La crisi interna del sistema sovietico rimarrà a lungo la principale preoccupazione della dirigenza sovietica... A misura della crisi interna dell’URSS, si indebolirà inevitabilmente il suo controllo sull’Europa orientale...

L’Occidente deve aiutare i processi di trasformazione in Ungheria, Polonia, Cecoslovacchia, in cui possono presto verificarsi anche scoppi rivoluzionari... Il perno della guerra fredda è stato basato sui diritti umani: la forza morale dell’Occidente. Così, la guerra fredda finirà quando sarà definitivamente fissata la data dell’eliminazione del muro di Berlino...
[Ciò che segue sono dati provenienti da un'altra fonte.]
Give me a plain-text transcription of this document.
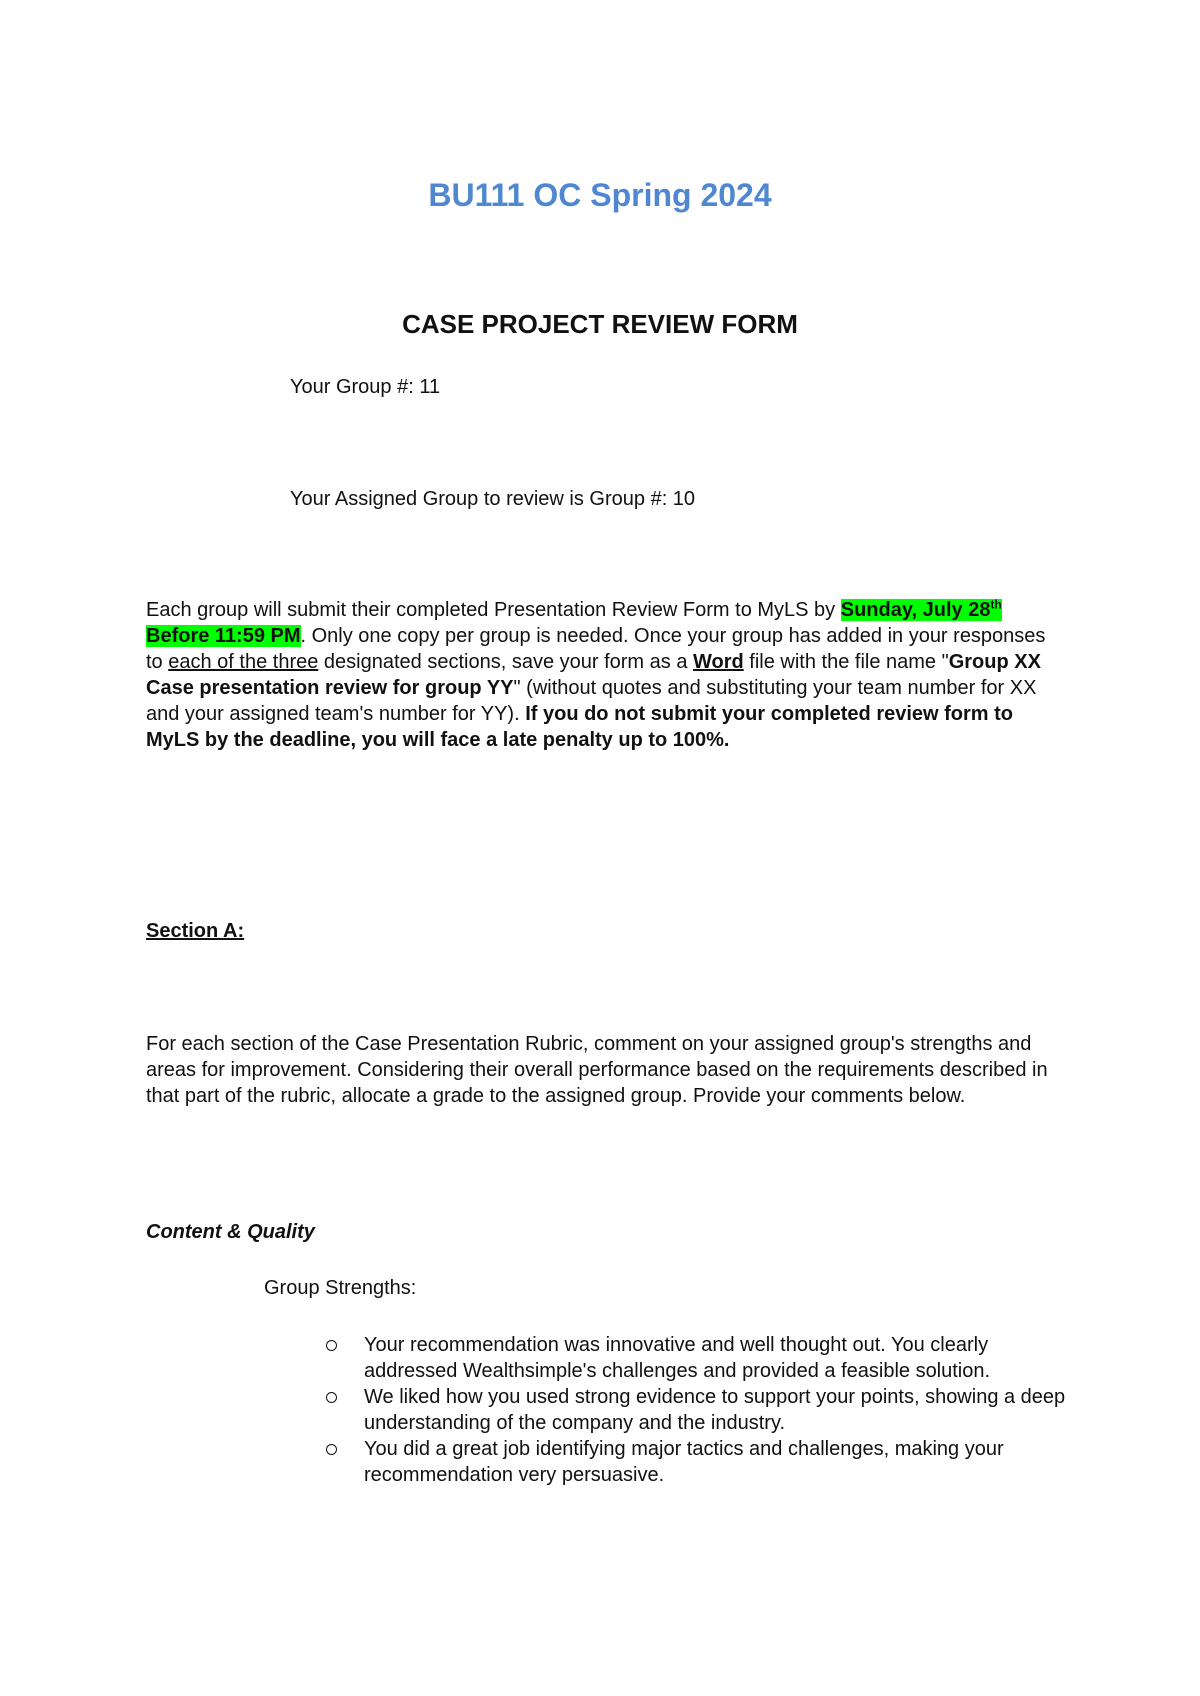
BU111 OC Spring 2024
CASE PROJECT REVIEW FORM
Your Group #: 11
Your Assigned Group to review is Group #: 10
Each group will submit their completed Presentation Review Form to MyLS by Sunday, July 28th Before 11:59 PM. Only one copy per group is needed. Once your group has added in your responses to each of the three designated sections, save your form as a Word file with the file name "Group XX Case presentation review for group YY" (without quotes and substituting your team number for XX and your assigned team's number for YY). If you do not submit your completed review form to MyLS by the deadline, you will face a late penalty up to 100%.
Section A:
For each section of the Case Presentation Rubric, comment on your assigned group's strengths and areas for improvement. Considering their overall performance based on the requirements described in that part of the rubric, allocate a grade to the assigned group. Provide your comments below.
Content & Quality
Group Strengths:
Your recommendation was innovative and well thought out. You clearly addressed Wealthsimple's challenges and provided a feasible solution.
We liked how you used strong evidence to support your points, showing a deep understanding of the company and the industry.
You did a great job identifying major tactics and challenges, making your recommendation very persuasive.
L’Occidente deve cominciare un programma a tappe di aiuto economico e tecnico, per stimolare cambiamenti pacifici nel mondo comunista. Alcuni paesi comunisti dovranno essere aiutati con l’invio di specialisti, risorse e finanze. Anche in questioni strettamente concrete, quali procedure legislative e attività parlamentari, gli stessi paesi comunisti più sviluppati sono carenti della più elementare esperienza... sono dunque necessari speciali programmi di formazione»
.

Una “profezia” che, di lì a due anni, avrebbe assunto la forma di interi piani del palazzo del Soviet supremo russo occupati da emissari occidentali “specializzati” in quei “programmi di formazione”. Il cerchio si chiudeva.

A fine anni ’70, in una delle sue «140 conversazioni» con lo scrittore Feliks Čuev, l’ex Ministro degli esteri dell’URSS, Vjačeslav Molotov, aveva sostenuto che «Le classi sfruttatrici non sono state completamente debellate. La deviazione di destra è ancora forte. Dove è la garanzia che non prenda il sopravvento?».

In altri tempi, la garanzia era data dal Partito bolscevico; ma da tempo quel partito, con i propri ideali, i propri caratteri di classe, i propri obiettivi, la propria struttura, non c’era più.